Extreme Ideas and Extreme Tactics?
By Joseph Young
What makes an extremist extreme? It is a conventional wisdom in studies of political violence to assume that extreme preferences on a policy outcome equal a desire for extreme measures. Is this true? If a person is strongly against abortion, are they more likely to commit acts of violence to stop it than someone who is moderately against abortion?
Max Abrahms of Johns Hopkins challenges this common knowledge. He agrees that extreme tactics by dissident groups leads to an audience perception that the group has extreme beliefs. In his estimation, however, this can be quite counterproductive. For Abrahms, if elites wish to persuade their domestic audiences that a group cannot be negotiated with, extreme dissident tactics can actually harden the resolve of the targeted government. For example, Hamas is perceived by the Israelis as a group that is extreme in their preferences, because of their use of suicide attacks. Are they? Since the Israeli-Palestinian conflict is maybe the most emotive and divisive conflict on Earth, the answer to this question is hotly debated. Instead, let’s consider a group like the Army of God in the US. While some people question their groupness, their goal is clear: ending legalized abortion. A recent Gallup poll suggests that about 1 out of 5 Americans agrees with this position, a rough percentage has remained stable since 2004. In a separate question, about half the respondents considered themselves pro-life. We can all probably agree that Eric Rudolph bombing the Atlanta Olympics or Paul Hill gunning down an abortion provider (and his bodyguard) in Pensacola, Florida are extreme tactics. But are their positions extreme?
As I mentioned in a previous post, political scientists are warming to the use of experimental methods to unpack these kinds of questions. Abrahms uses a survey experiment in a forthcoming piece in International Studies Quarterly to take on this assumption central to many recent bargaining models of conflict (including ones that I borrow from). Begun by Schelling around 1960 and refined by Fearon and others in the mid 1990s, bargaining theory is arguably one of the most productive research programs in International Relations explaining everything from internal ethnic conflict to interstate war. One of the key points of this approach is that violence lends credibility to threats in an anarchic world filled with uncertainty and asymmetric information.

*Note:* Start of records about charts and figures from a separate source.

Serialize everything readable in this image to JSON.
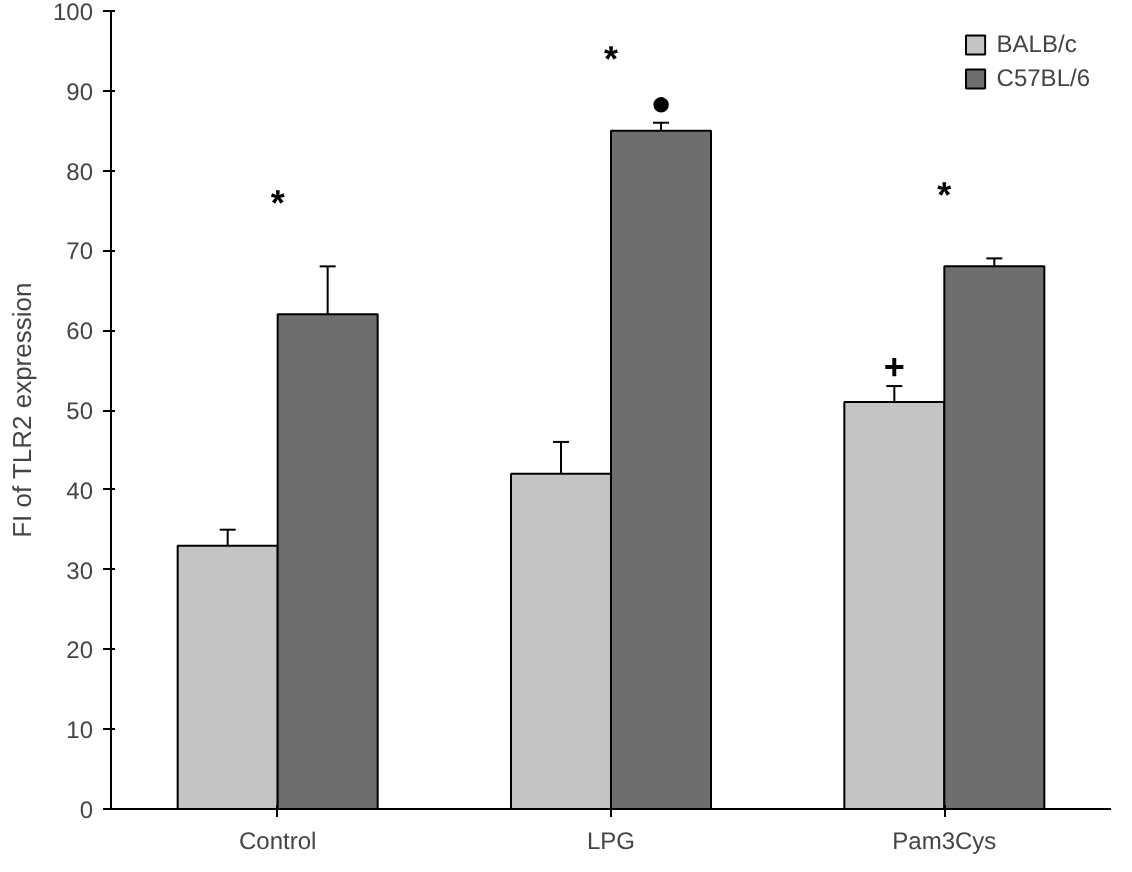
{
  "chart_data": {
    "type": "bar",
    "ylabel": "FI of TLR2 expression",
    "categories": [
      "Control",
      "LPG",
      "Pam3Cys"
    ],
    "series": [
      {
        "name": "BALB/c",
        "color": "#c4c4c4",
        "values": [
          33,
          42,
          51
        ],
        "errors": [
          2,
          4,
          2
        ]
      },
      {
        "name": "C57BL/6",
        "color": "#6e6e6e",
        "values": [
          62,
          85,
          68
        ],
        "errors": [
          6,
          1,
          1
        ]
      }
    ],
    "ylim": [
      0,
      100
    ],
    "yticks": [
      0,
      10,
      20,
      30,
      40,
      50,
      60,
      70,
      80,
      90,
      100
    ],
    "grid": false,
    "legend": "top right",
    "annotations": [
      "*",
      "*",
      "*",
      "●",
      "+"
    ]
  }
}
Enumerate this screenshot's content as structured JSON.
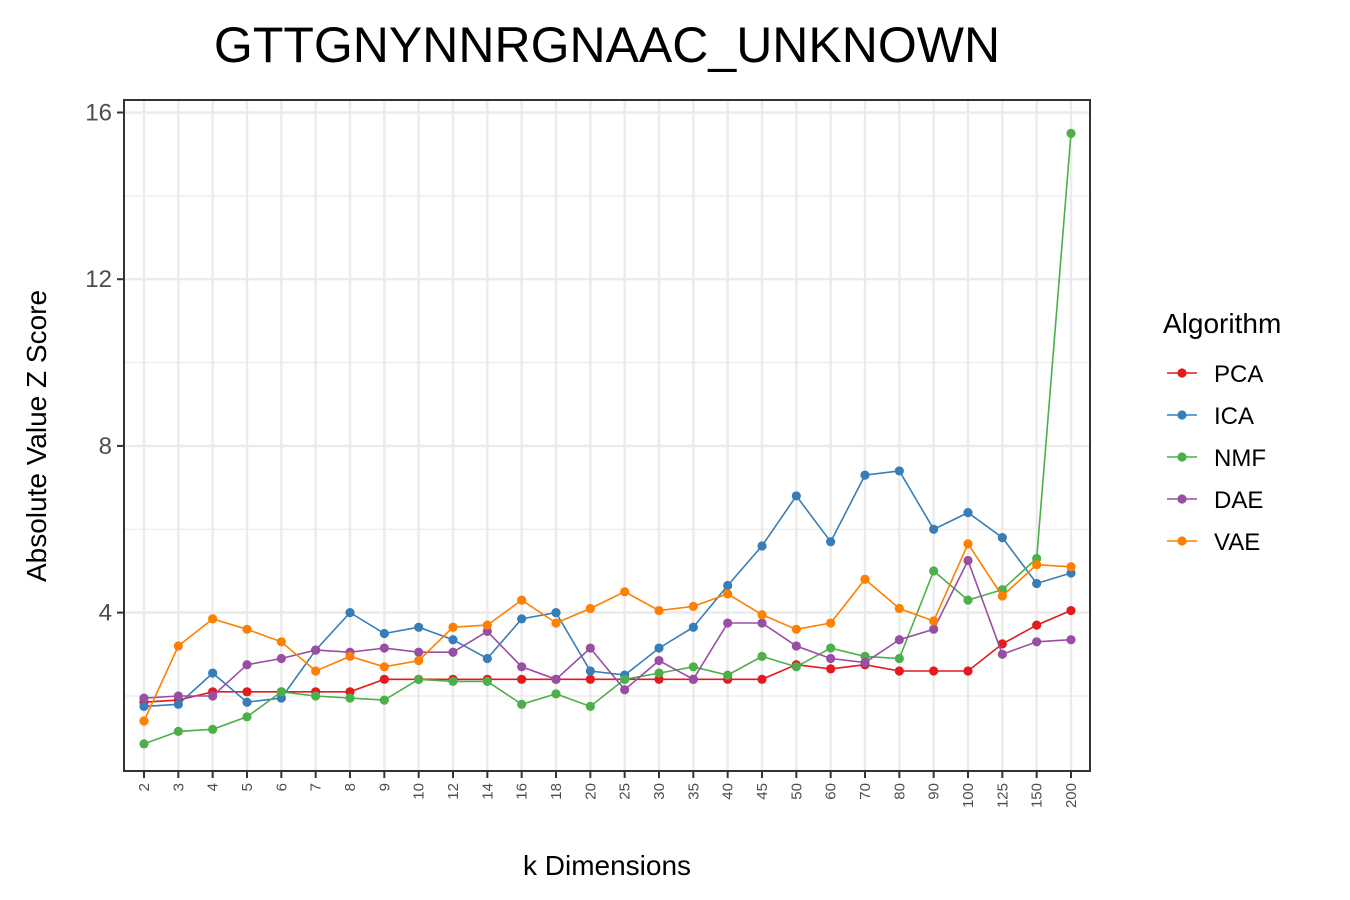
{
  "chart_data": {
    "type": "line",
    "title": "GTTGNYNNRGNAAC_UNKNOWN",
    "xlabel": "k Dimensions",
    "ylabel": "Absolute Value Z Score",
    "categories": [
      "2",
      "3",
      "4",
      "5",
      "6",
      "7",
      "8",
      "9",
      "10",
      "12",
      "14",
      "16",
      "18",
      "20",
      "25",
      "30",
      "35",
      "40",
      "45",
      "50",
      "60",
      "70",
      "80",
      "90",
      "100",
      "125",
      "150",
      "200"
    ],
    "ylim": [
      0.2,
      16.3
    ],
    "yticks": [
      4,
      8,
      12,
      16
    ],
    "grid": true,
    "legend": {
      "title": "Algorithm",
      "position": "right"
    },
    "series": [
      {
        "name": "PCA",
        "color": "#e41a1c",
        "values": [
          1.85,
          1.9,
          2.1,
          2.1,
          2.1,
          2.1,
          2.1,
          2.4,
          2.4,
          2.4,
          2.4,
          2.4,
          2.4,
          2.4,
          2.4,
          2.4,
          2.4,
          2.4,
          2.4,
          2.75,
          2.65,
          2.75,
          2.6,
          2.6,
          2.6,
          3.25,
          3.7,
          4.05
        ]
      },
      {
        "name": "ICA",
        "color": "#377eb8",
        "values": [
          1.75,
          1.8,
          2.55,
          1.85,
          1.95,
          3.1,
          4.0,
          3.5,
          3.65,
          3.35,
          2.9,
          3.85,
          4.0,
          2.6,
          2.5,
          3.15,
          3.65,
          4.65,
          5.6,
          6.8,
          5.7,
          7.3,
          7.4,
          6.0,
          6.4,
          5.8,
          4.7,
          4.95
        ]
      },
      {
        "name": "NMF",
        "color": "#4daf4a",
        "values": [
          0.85,
          1.15,
          1.2,
          1.5,
          2.1,
          2.0,
          1.95,
          1.9,
          2.4,
          2.35,
          2.35,
          1.8,
          2.05,
          1.75,
          2.4,
          2.55,
          2.7,
          2.5,
          2.95,
          2.7,
          3.15,
          2.95,
          2.9,
          5.0,
          4.3,
          4.55,
          5.3,
          15.5
        ]
      },
      {
        "name": "DAE",
        "color": "#984ea3",
        "values": [
          1.95,
          2.0,
          2.0,
          2.75,
          2.9,
          3.1,
          3.05,
          3.15,
          3.05,
          3.05,
          3.55,
          2.7,
          2.4,
          3.15,
          2.15,
          2.85,
          2.4,
          3.75,
          3.75,
          3.2,
          2.9,
          2.8,
          3.35,
          3.6,
          5.25,
          3.0,
          3.3,
          3.35
        ]
      },
      {
        "name": "VAE",
        "color": "#ff7f00",
        "values": [
          1.4,
          3.2,
          3.85,
          3.6,
          3.3,
          2.6,
          2.95,
          2.7,
          2.85,
          3.65,
          3.7,
          4.3,
          3.75,
          4.1,
          4.5,
          4.05,
          4.15,
          4.45,
          3.95,
          3.6,
          3.75,
          4.8,
          4.1,
          3.8,
          5.65,
          4.4,
          5.15,
          5.1
        ]
      }
    ]
  }
}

While Abrahms agrees that violence can increase the credibility of a threat, he claims it can also undermine the credibility of a group’s/individual’s claim that they will refrain from violence in the future, what he calls the Credibility Paradox. The reason (causal mechanism) that violence can be counterproductive for groups is what Abrahms calls the Correspondence of Means and Ends bias. In short, as the extremeness of a challenger’s means increase, so too do the perceived extremeness of his/her ends particularly in the minds of citizens of the target country.
To test this, Abrahms presents subjects with a simple story about a group. The group has a relatively moderate demand: release some of their confederates from prison. In exchange, the group promises to lay down their weapons. Each subject then was assigned to one of two conditions. The first condition (the control), the group captures some American hostages but does not hurt them. The second condition (the treatment) is nearly identical except the group kills the hostages. In sum, each scenario is the same as a group with moderate demands takes hostages. They differ based on the extremity of their tactics.
Comparing respondent’s scores between the treatment and control group, Abrahms finds respondents exposed to the more extreme tactics condition were:
- 20 percent more likely to rate the group’s preferences as the most extreme on a standard 7-point ordinal scale.
- 23 percent more likely to believe the group would not demobilize upon achieving its demand to free the imprisoned leaders.
Since the end goal was the same, Abrahms attributes this disconnect to the Correspondence of Means and Ends bias.
Abrahms recent research is ambitious as it challenges the hegemonic bargaining models of conflict that make these assumptions. It brings psychology back into the center of conflict studies a la Ted Gurr. It is also part of his larger attempt to show that terrorism is generally associated with failure.
As an end user of bargaining theory, I, of course, have a stake in the argument. The easiest criticism is that is a single experiment, and the results don’t generalize to other populations. Since this was a US sample, the experiment could be tapping into US post 9/11 perceptions of terrorism rather than larger empirical patterns across countries and time periods. Additionally, a casual look at many groups that use terrorism suggests that they have fairly extreme positions on the issues that drive their violence. Al-Qaeda would like to establish a global Caliphate where Sharia is the law of the land. This is far from moderate. Hamas would like all of the land from river (the Jordan) to sea (the Mediterranean), not exactly a compromising position. The LTTE wanted their own state, so did the PKK, ditto ETA. The Army of God is an exception, but on average it seems like many of these groups have objectively extreme demands. These goals shift, but it seems there is a positive relationship between tactics and demands. With that said, Max Abrahms is pushing the boundaries of the debate and inspires me to want to do work that casts doubt on his claims, something I can’t say about most recent research.